Palestinian gunmen in Gaza fired into the air in celebration. At U.N. run schools in Gaza, where thousands had fled for protection, children and parents cheered and clapped.
"I just hope they commit to peace," said Abdel-Nasser al-Tom, from northern Gaza.
The deal was brokered by the new Islamist government of Egypt, solidifying its role as a leader in the quickly shifting Middle East after two days of intense shuttle diplomacy that saw U.S. Secretary of State Hillary Rodham Clinton race to the region. Under the agreement, Egypt will play a key role in maintaining the peace.
Minutes before the deal took effect at 9 p.m. local time (12 p.m., MST) there was a last spasm of Palestinian rocket attacks and Israeli airstrikes, including one that killed a man minutes before the deadline. After 9 p.m., the attacks ceased. Israel launched more than 1,500 airstrikes and other attacks on targets in Gaza since fighting started Nov. 14, while more than 1,000 rockets pounded Israel. In all, 161 Palestinians, including dozens of civilians, were killed, while five Israelis died.
Standing next to Clinton, Egypt's foreign minister, Mohammed Kamel Amr, announced the truce breakthrough that capped days of intense efforts that drew the world's top diplomats into the fray.

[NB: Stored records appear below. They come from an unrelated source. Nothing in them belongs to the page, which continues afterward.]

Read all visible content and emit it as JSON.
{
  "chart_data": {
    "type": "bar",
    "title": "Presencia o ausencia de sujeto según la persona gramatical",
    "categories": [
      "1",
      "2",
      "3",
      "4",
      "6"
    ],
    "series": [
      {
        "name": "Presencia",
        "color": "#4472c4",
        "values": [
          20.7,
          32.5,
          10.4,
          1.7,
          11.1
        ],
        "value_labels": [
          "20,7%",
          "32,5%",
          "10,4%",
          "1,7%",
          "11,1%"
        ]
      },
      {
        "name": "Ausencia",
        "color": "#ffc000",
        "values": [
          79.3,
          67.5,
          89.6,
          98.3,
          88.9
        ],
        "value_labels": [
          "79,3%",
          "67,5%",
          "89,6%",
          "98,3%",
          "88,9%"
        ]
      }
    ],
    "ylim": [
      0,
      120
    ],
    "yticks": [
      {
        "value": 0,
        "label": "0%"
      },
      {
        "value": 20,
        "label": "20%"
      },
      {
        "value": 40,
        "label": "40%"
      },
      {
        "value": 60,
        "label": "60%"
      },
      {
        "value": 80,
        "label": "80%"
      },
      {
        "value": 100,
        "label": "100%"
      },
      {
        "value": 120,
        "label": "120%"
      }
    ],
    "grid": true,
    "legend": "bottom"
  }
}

The agreement will "improve conditions for the people of Gaza and provide security for the people of Israel," Clinton said at the news conference in Cairo.
In Israel, Prime Minister Benjamin Netanyahu said he agreed to the cease-fire after consulting with President Barack Obama to allow Israeli civilians to get back to their lives. He said the two leaders also agreed to work together against weapon smuggling into Gaza, a statement confirmed by the White House.
Netanyahu also left the door open to a possible ground invasion of Gaza at a later date.
"I know there are citizens that expected a wider military operation and it could be that it will be needed. But at this time, the right thing for the state of Israel is to take this opportunity to reach a lasting cease-fire," he said.